I have a function A which I use in 2 separate Kernels.
I am analyzing Kernels with CodeXL Analyzer. Kernel 1 is using 227 VGPRs and I am trying to reduce it somehow.
When I comment out function A in Kernel 2, Kernel 1's VGPRs jump from 227 to 247. How can that possibly be?
I am changing one kernel and the other kernel's counters change. Kernel 2 is just a test and is never run.
I realized the same thing happens when I copy the function code inside kernel directly.
Sounds like if there is only one instance of that function is used, the function is inlined. Otherwise it is not.
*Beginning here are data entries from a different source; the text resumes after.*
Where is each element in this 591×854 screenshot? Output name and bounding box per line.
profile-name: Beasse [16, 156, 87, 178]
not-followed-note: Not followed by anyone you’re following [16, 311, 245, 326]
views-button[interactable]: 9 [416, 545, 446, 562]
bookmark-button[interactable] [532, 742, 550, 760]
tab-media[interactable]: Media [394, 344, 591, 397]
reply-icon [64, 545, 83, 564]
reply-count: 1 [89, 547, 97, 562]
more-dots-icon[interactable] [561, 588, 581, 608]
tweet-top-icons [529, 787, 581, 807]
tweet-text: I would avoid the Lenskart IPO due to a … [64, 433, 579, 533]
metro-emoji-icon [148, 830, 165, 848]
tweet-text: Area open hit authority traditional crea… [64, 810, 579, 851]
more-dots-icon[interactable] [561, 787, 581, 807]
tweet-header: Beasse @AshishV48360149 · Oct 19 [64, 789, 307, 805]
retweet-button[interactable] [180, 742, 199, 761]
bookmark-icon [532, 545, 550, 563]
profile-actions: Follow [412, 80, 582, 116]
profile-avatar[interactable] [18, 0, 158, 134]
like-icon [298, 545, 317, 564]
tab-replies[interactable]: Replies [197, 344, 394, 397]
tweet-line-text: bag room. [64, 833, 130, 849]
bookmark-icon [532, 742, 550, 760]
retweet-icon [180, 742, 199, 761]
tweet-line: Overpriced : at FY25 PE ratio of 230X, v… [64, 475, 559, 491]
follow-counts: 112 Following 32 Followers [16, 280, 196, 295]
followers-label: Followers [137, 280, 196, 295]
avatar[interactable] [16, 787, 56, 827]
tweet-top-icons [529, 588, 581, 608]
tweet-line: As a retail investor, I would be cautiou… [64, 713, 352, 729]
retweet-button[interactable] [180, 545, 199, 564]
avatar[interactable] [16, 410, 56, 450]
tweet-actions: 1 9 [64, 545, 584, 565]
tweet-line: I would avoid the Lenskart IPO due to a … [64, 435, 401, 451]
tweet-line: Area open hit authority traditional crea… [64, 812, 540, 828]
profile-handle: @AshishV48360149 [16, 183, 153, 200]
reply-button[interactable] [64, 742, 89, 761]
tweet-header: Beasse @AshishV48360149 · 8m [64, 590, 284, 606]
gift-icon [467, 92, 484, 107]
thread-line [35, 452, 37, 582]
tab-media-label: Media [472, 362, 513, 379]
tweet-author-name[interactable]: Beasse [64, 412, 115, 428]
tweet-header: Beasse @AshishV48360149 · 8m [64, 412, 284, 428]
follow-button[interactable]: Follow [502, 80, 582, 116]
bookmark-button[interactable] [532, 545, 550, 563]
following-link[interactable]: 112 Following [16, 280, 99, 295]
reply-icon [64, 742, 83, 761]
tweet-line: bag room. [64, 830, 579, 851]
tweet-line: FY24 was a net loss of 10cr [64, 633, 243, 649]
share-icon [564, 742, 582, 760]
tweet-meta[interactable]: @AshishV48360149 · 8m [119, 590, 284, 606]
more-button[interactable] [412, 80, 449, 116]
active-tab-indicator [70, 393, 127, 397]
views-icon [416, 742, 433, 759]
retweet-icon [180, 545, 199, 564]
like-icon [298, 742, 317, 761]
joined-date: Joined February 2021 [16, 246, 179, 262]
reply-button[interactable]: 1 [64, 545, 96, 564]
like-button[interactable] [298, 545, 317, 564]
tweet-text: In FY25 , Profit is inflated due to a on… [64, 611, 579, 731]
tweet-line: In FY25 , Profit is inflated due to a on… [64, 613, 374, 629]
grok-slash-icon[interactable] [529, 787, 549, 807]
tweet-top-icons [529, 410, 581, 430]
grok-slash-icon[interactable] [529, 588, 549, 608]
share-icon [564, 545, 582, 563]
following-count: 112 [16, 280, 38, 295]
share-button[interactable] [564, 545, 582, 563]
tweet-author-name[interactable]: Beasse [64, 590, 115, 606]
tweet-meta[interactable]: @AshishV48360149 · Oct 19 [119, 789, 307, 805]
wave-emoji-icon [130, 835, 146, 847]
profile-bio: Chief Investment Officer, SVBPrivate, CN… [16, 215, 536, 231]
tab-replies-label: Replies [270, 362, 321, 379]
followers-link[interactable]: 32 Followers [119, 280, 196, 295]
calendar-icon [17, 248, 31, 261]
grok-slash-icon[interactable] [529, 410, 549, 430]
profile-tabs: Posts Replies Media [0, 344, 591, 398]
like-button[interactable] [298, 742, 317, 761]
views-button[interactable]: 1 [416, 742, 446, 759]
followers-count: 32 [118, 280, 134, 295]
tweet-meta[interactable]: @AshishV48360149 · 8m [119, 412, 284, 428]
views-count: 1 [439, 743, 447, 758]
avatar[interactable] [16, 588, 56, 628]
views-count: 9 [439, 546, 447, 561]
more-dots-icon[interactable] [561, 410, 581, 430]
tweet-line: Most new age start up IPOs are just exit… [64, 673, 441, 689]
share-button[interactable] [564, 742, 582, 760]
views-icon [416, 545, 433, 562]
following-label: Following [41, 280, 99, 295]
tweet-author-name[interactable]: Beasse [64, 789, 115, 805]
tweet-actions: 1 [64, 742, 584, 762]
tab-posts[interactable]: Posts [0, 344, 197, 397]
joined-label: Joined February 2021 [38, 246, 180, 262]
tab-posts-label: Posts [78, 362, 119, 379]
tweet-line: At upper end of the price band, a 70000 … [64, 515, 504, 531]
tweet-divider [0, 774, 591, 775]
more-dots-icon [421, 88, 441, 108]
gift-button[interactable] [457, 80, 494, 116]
For some reason, when the function is inlined, extra 20 VGPRs are used.
I agree that doesn't sound right.
The analyzer however performs static analysis only: the assumption is that all kernels will run. Whatever you run kernel2 in your app or not is irrelevant to it.
In my experience I've seen func calls being inlined more than once; it likely depends on the driver. I couldn't figure out what was really going on and I would appreciate some guidelines about that.
The AMD compiler is very lazy with evaluations. It will save temporaries at most occasions, even when they're just an x/2. I speculate the compiler was NOT doing that for func calls but it does for inlines as their saved temporaries get to the "main" private pool.